In The potato eaters the documentary filmmaker Ben De Raes interprets the contemporary economy in a visionary way, linking the hyper-automated microcosm of Antwerp’s port and the thoughts on the peasant’s labour, that Vincent van Gogh wrote in the letters to his brother. Another port, in Molfetta (Apulia) and its fishermen are the main character of Mare Nostro by Andrea Gadaleta Caldarola, that collects memoirs, gestures and rites of a job that has been disappearing. From coast to the Bari inland: the documentary by Michele Vicenti Storie di pietra. L’arte di ritrovare il tempo nella Murgia, a peculiar beautiful karstic plateau, holding natural, archaeological and cultural treasures, which are at the origin of crafts, bringing to the rediscovery of a poetic relationship with the ecosystem. The job (or better the jobs) of Cece Rasoja, E torra s’istadi‘s by Alice Murgia protagonist is strictly connected to the rhythm of the nature, from the cork extraction during the summer, to the craft works during the winter. The back-to-the-land, but without false idyllic, is the theme developed in I giganti della montagna by Silvia Berretta. For the two young men interviewed, the effort of breeding cows in a depopulate valley in Bergamo is not only physical, but also cultural.

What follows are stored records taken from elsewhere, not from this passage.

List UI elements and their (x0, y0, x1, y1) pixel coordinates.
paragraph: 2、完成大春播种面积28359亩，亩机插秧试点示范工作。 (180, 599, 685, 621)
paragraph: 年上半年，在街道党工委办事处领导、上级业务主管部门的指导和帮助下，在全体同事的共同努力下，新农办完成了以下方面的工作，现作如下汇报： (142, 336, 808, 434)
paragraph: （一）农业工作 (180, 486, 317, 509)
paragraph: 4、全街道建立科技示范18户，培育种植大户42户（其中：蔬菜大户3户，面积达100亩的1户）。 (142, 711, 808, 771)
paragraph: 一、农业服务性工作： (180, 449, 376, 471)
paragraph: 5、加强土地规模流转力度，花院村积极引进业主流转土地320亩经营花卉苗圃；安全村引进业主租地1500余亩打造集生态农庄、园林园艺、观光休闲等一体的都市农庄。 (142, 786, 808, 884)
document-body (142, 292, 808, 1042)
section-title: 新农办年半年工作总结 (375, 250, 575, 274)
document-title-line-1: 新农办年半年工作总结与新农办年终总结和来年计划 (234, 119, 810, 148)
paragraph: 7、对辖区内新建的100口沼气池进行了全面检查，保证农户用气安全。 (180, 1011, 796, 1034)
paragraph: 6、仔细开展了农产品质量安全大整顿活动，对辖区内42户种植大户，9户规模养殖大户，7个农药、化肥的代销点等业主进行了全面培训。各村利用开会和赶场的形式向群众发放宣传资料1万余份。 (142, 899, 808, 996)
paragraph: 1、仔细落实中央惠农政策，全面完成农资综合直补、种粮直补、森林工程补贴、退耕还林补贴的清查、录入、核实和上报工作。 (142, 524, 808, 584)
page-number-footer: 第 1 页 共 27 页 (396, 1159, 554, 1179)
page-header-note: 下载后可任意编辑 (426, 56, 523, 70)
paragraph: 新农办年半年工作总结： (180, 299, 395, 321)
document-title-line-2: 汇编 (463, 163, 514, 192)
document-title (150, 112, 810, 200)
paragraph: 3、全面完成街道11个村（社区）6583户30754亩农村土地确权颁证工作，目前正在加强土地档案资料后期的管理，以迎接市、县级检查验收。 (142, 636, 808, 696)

Two different cultures and visions of work is pursued by two generation of woodworkers, who confront themselves in Legnamè by Elisa Casadei, Nicola Lioia, Mauro Pibiri e Alice Ronchi. From woodworkers to electricians: this is the profession Mohamud, Ahmadou, Mamadou e Achmed heve been learning in a vocational school in Bruxelles. In the observational documentary Grands Travaux, which shootings followed a whole school year, the directors Olivia Rochette e Gerard-Jan Claes catch the four between carefreeness and the typical teenager’s insecurity, and the complex building of their own identity inside the belgian society’s melting pot.

A kaleidoscope of views, in which every film, each in its way, contributes to photograph a change of paradigm in comparison with a Twentieth-century’s vision of work. There aren’t anymore those kind of certainties and each protagonist of these films, deep down, has been searching for new one.

Marina Resta WTFF artistic director

 

Foto Marina RestaMarina Resta (1984) graduated in Dams Cinema and Cinema, Television and Multimedia Production at the University of Bologna and Filmwissenschaft at Freie Universität Berlin. She attended the course of Documentary at the Civica Scuola di Cinema in Milano and the Master in Production and communication for cinema, audiovisual and digital media at Ca’ Foscari in Venice. She produced, wrote, directed and edited the documentary films Milano fa 90 (2013) and L’acqua calda e l’acqua fredda (2015).